エリートになると まずバインディング(縁取り)がメイプルになります。

写真だと見にくいですが とてもおしゃれですよ。ウッディーです。

それに フレットにインレイが入ります。


ブリッジピンもエボニーになるのですね。


ヘッドはこんな感じです。


ペグがエボニーになります。 ヘッドにもメイプルの縁取り付きです。

かなり高級感がでますね。 かっこいい!





バックのマダガスカルもいい木目です。



シダーはやはりスプルースに比べて明らかに音量がでます。

Uさんも「これが一番音が大きいですね」とおっしゃっておられました。


バックがマダガスカルになると低音がすごく太くなります。

それに 余韻がまとわりつくのですね。。

インドローズと弾き比べると一目瞭然です。。



まあ オプション90000円を出しても欲しい人がいるわけですから、うなずけます。

(追記 2016年7月21日〜 マダガスカルは+15万になりました。

材料がかなり少なくなってしまったようです。。)



もっといえば フォルヒのマダガスカルのアップチャージは安すぎるくらいで、
MARTIN や コリングスなんかは 40万近くあがります。


それでも 需要があるんですから それなりの違いがあるという事ですね。





シダーはやはりフィンガーピッキング向きです。社長によれば 日本でフォルヒの8割はシダーが売れているそうです。

シダーの余韻はすごく良いですよ。
とくに バラードの感じのフィンガーピッキングだと音が揺らぐんです。

ストロークも悪くはないですが、ストロークではなりすぎて 芯が太くないのでぼやぼやしてしまうかもしれません。

ストローク中心の方は スプルースがおすすめです。





世の中のほとんどにギターはスプルースですので、品質の良いシダーのセカンドギター で しかも比較的お値打ちで という事での需要が高いようです。

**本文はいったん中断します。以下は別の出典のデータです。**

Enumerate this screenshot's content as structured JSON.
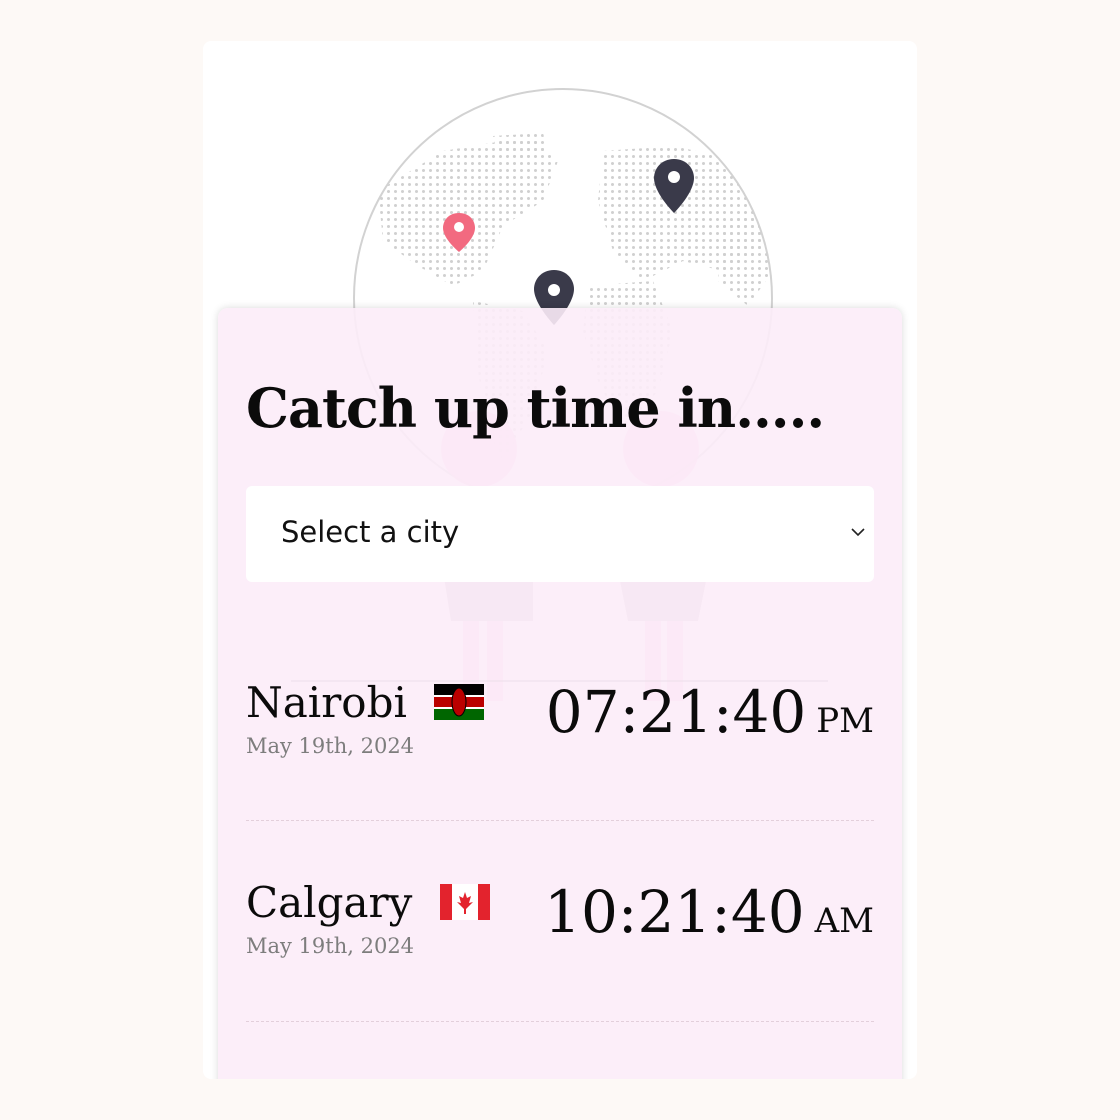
{
  "header": {
    "title": "Catch up time in....."
  },
  "city_select": {
    "selected": "Select a city"
  },
  "clocks": [
    {
      "city": "Nairobi",
      "flag": "kenya-flag-icon",
      "date": "May 19th, 2024",
      "time": "07:21:40",
      "period": "PM"
    },
    {
      "city": "Calgary",
      "flag": "canada-flag-icon",
      "date": "May 19th, 2024",
      "time": "10:21:40",
      "period": "AM"
    }
  ],
  "colors": {
    "background": "#fdf9f6",
    "card": "#fcecf8",
    "pin_accent": "#f26a80",
    "pin_dark": "#3a3a4a"
  }
}
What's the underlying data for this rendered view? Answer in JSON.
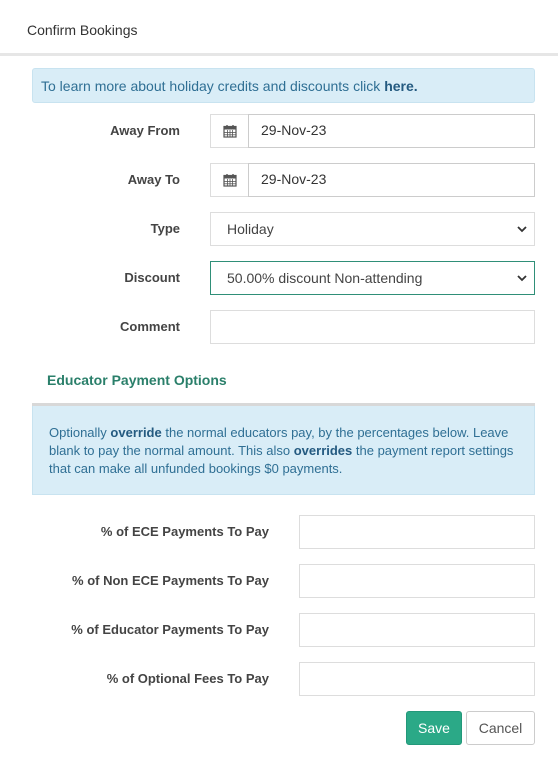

岡崎倫典さんも グレーベン SUMI は スプルースですよね。
それでFURCH は D23 CR (シダーローズウッド)です。




一本でオールマイティーを求める方は スプルースのほうがおすすめですね。

高音の切れ味やストロークしたときの音の芯 ギラギラ感はシダーでは幾らか弱まります。

すでにスプルースのギターをもっておられる方、またフィンガーピッキング中心の方は、シダーがいいとおもいます。

シンプルなコードでも余韻がとても気持ちよいですよ。



わたしはむかしからスプルース党でしたが、最近シダーの良さにはまっています。

ちかぢか シダーのギターの記事を書こうと思っています。。



まあ 好みの世界です。




では スプルース系のギターに行きましょう。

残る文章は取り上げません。